BlogBlogThe top three antiemetics I re...

The top three antiemetics I rely on!

Did You Know that Most Hospitalized Patients Get one of these 3 Drugs for Nausea? Ondansetron (Zofran), Metoclopramide (Reglan), and Promethazine (Phenergan)

Ondansetron

  • A serotonin receptor antagonist, it’s effective in most cases and safer relative to the other antiemetics! However, you need to be aware of the following side effects:
    •  Headache is the most reported side effect of ondansetron; if it happens, it’s severe and typically occurs within minutes of administration and lasts minutes to hours. Acetaminophen or acetaminophen with caffeine can be used to alleviate this.
    • QT prolongation: Ondansetron prolongs all intervals not just the QT, it prolongs PR and the QRS duration as well. It may also cause bradycardia. Look at the EKG before ordering Ondansetron, and correct any hypokalemia and hypomagnesemia. Don’t use Ondansetron if prolonged QTc exists, use metoclopramide or promethazine instead.
    • Constipation is another important side effect of ondansetron especially with repetitive doses. Stool softeners and laxatives can be used.
  • Comes in IV, IM, and oral, the dissolved tablet form has been discontinued in the USA. IV form is the most commonly used in inpatient settings.
  • It comes in 4-8 mg and is given every 4-6-8 hours as needed.

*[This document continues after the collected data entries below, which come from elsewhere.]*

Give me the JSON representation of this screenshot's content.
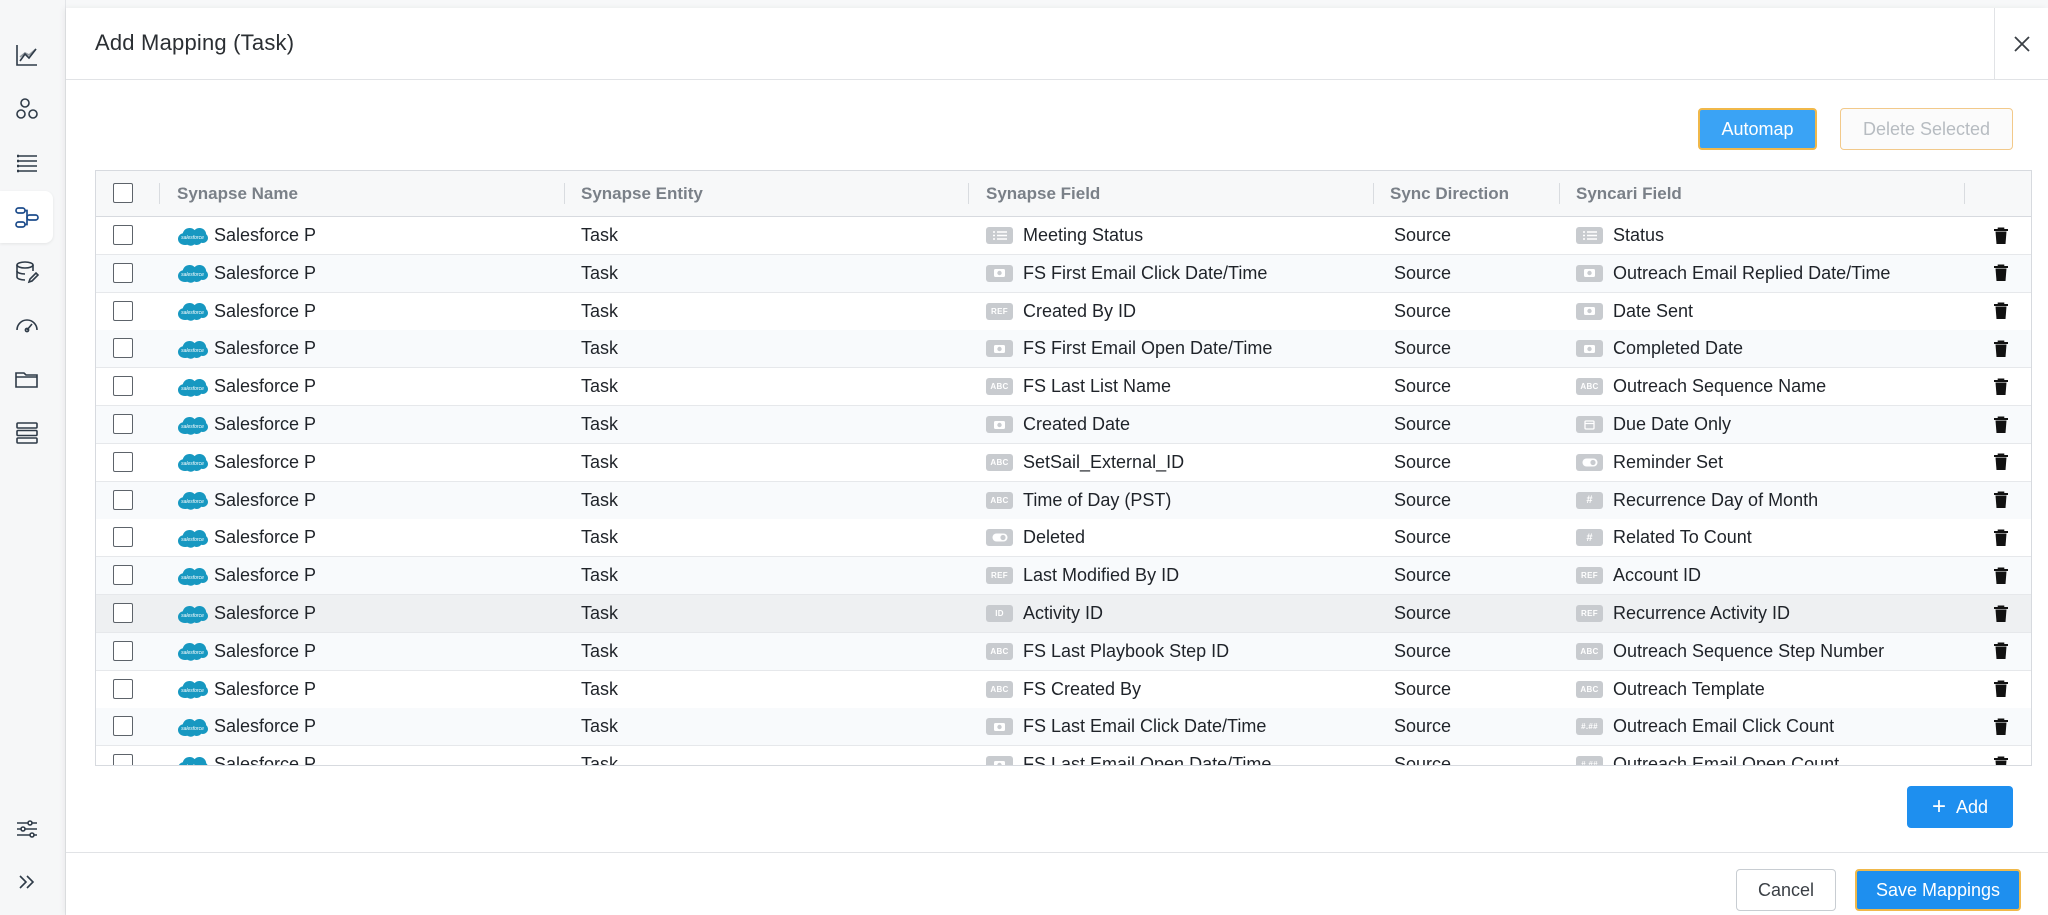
{
  "nav": {
    "items": [
      {
        "icon": "analytics-chart-icon",
        "active": false
      },
      {
        "icon": "entity-network-icon",
        "active": false
      },
      {
        "icon": "list-view-icon",
        "active": false
      },
      {
        "icon": "mapping-flow-icon",
        "active": true
      },
      {
        "icon": "database-edit-icon",
        "active": false
      },
      {
        "icon": "dashboard-gauge-icon",
        "active": false
      },
      {
        "icon": "folder-icon",
        "active": false
      },
      {
        "icon": "stacked-records-icon",
        "active": false
      }
    ],
    "bottom_items": [
      {
        "icon": "settings-sliders-icon"
      },
      {
        "icon": "expand-chevrons-icon"
      }
    ]
  },
  "modal": {
    "title": "Add Mapping (Task)",
    "automap_label": "Automap",
    "delete_selected_label": "Delete Selected",
    "add_label": "Add",
    "cancel_label": "Cancel",
    "save_label": "Save Mappings"
  },
  "table": {
    "columns": [
      "Synapse Name",
      "Synapse Entity",
      "Synapse Field",
      "Sync Direction",
      "Syncari Field"
    ],
    "rows": [
      {
        "name": "Salesforce P",
        "entity": "Task",
        "field_type": "list",
        "field": "Meeting Status",
        "direction": "Source",
        "syncari_type": "list",
        "syncari_field": "Status"
      },
      {
        "name": "Salesforce P",
        "entity": "Task",
        "field_type": "datetime",
        "field": "FS First Email Click Date/Time",
        "direction": "Source",
        "syncari_type": "datetime",
        "syncari_field": "Outreach Email Replied Date/Time"
      },
      {
        "name": "Salesforce P",
        "entity": "Task",
        "field_type": "REF",
        "field": "Created By ID",
        "direction": "Source",
        "syncari_type": "datetime",
        "syncari_field": "Date Sent"
      },
      {
        "name": "Salesforce P",
        "entity": "Task",
        "field_type": "datetime",
        "field": "FS First Email Open Date/Time",
        "direction": "Source",
        "syncari_type": "datetime",
        "syncari_field": "Completed Date"
      },
      {
        "name": "Salesforce P",
        "entity": "Task",
        "field_type": "ABC",
        "field": "FS Last List Name",
        "direction": "Source",
        "syncari_type": "ABC",
        "syncari_field": "Outreach Sequence Name"
      },
      {
        "name": "Salesforce P",
        "entity": "Task",
        "field_type": "datetime",
        "field": "Created Date",
        "direction": "Source",
        "syncari_type": "date",
        "syncari_field": "Due Date Only"
      },
      {
        "name": "Salesforce P",
        "entity": "Task",
        "field_type": "ABC",
        "field": "SetSail_External_ID",
        "direction": "Source",
        "syncari_type": "toggle",
        "syncari_field": "Reminder Set"
      },
      {
        "name": "Salesforce P",
        "entity": "Task",
        "field_type": "ABC",
        "field": "Time of Day (PST)",
        "direction": "Source",
        "syncari_type": "#",
        "syncari_field": "Recurrence Day of Month"
      },
      {
        "name": "Salesforce P",
        "entity": "Task",
        "field_type": "toggle",
        "field": "Deleted",
        "direction": "Source",
        "syncari_type": "#",
        "syncari_field": "Related To Count"
      },
      {
        "name": "Salesforce P",
        "entity": "Task",
        "field_type": "REF",
        "field": "Last Modified By ID",
        "direction": "Source",
        "syncari_type": "REF",
        "syncari_field": "Account ID"
      },
      {
        "name": "Salesforce P",
        "entity": "Task",
        "field_type": "ID",
        "field": "Activity ID",
        "direction": "Source",
        "syncari_type": "REF",
        "syncari_field": "Recurrence Activity ID"
      },
      {
        "name": "Salesforce P",
        "entity": "Task",
        "field_type": "ABC",
        "field": "FS Last Playbook Step ID",
        "direction": "Source",
        "syncari_type": "ABC",
        "syncari_field": "Outreach Sequence Step Number"
      },
      {
        "name": "Salesforce P",
        "entity": "Task",
        "field_type": "ABC",
        "field": "FS Created By",
        "direction": "Source",
        "syncari_type": "ABC",
        "syncari_field": "Outreach Template"
      },
      {
        "name": "Salesforce P",
        "entity": "Task",
        "field_type": "datetime",
        "field": "FS Last Email Click Date/Time",
        "direction": "Source",
        "syncari_type": "#.##",
        "syncari_field": "Outreach Email Click Count"
      },
      {
        "name": "Salesforce P",
        "entity": "Task",
        "field_type": "datetime",
        "field": "FS Last Email Open Date/Time",
        "direction": "Source",
        "syncari_type": "#.##",
        "syncari_field": "Outreach Email Open Count"
      }
    ]
  }
}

Ondansetron is usually the first one that comes to my mind when thinking about ordering a nausea medicine with a few exceptions that I’ll discuss soon.

 

Metoclopramide and promethazine

  • Both work by blocking dopamine receptors but with slight differences.

     

    Promethazine blocks these receptors centrally only, while Metoclopramide blocks them centrally and peripherally in the GI tract, explaining its prokinetic effect. Additionally, Promethazine has an antihistamine effect which explains its sedative effect.

     

  • Their antidopaminergic activity may lead to Drug-induced extrapyramidal reaction, Drowsiness, fatigue, dizziness, and confusion.

 

Drug-induced extrapyramidal reactions

  • Acute dystonia and akathisia are the two conditions we need to watch out for
  • They may develop rapidly within 24-48 hours of administering the medication.
  • Discontinue the medication immediately!
  • For acute dystonia IV diphenhydramine 50 mg x1 typically results in the resolution of an acute dystonic reaction within minutes. IV diazepam 5-10 mg is a good alternative if needed! Oral diphenhydramine 50 mg PO every 6 hours x1-2 days should be given to prevent recurrence.
  • There is no definitive treatment for acute akathisia, but it will eventually improve and resolve. To help alleviate the symptoms propranolol 40-80 mg x1-2 daily can be tried.

 

 Other CNS effects

  • Drowsiness, fatigue, dizziness, and confusion. Promethazine causes more sedation given its antihistamine effect that can be prolonged particularly in elderlies.
  • Please avoid giving metoclopramide or promethazine simultaneously with other sedative agents like narcotics or benzodiazepines.

 

Metoclopramide

  • Comes in Oral, IV, and nasal spray forms.
  • It comes in 5/10/20 mg doses.
  • Given every 4-6 hours as needed.
  • Renal adjustment is necessary if creatinine clearance is 60 mL/minute.

 

Promethazine

  • Comes in IV/IM/Oral/rectal
  • It comes in 12.5 to 25 mg
  • Given every 4 to 6 hours as needed.
  • Beware that IV and IM promethazine administration carries the risk of severe tissue damage and chemical irritation and should be generally avoided. I still use IV promethazine but only if ondansetron and metoclopramide are ineffective or can’t be used! And the patient needs something quick or unable to tolerate PO.

 

Which one to pick

  • Ondansetron is a good choice to start with in most cases -if no contraindications-
  • Dopamine receptor antagonists (metoclopramide & promethazine) are preferred for migraine-induced nausea and vomiting.
  • Promethazine is considered the first line in hyperemesis gravidarum.
  • Some avoid using metoclopramide in cases of diarrhea given its prokinetic effect! This is incorrect! It’s safe to use metoclopramide in such cases.

 

Other antiemetics

  • Neurokinin-1 receptor antagonists such as aprepitant or second-generation receptor antagonists such as palonosetron, are mainly used in outpatient settings for the prevention and treatment of chemotherapy-induced nausea and vomiting.
  • Antihistamines such as meclizine are best for vestibular neuritis-induced nausea.
  • Cannabinoids such as dronabinol, benzodiazepines, particularly lorazepam, and alprazolam, and glucocorticoids such as dexamethasone, all have variable antiemtic activity. They work better as an add-on to one of the three agents we mentioned if nausea is inadequately controlled.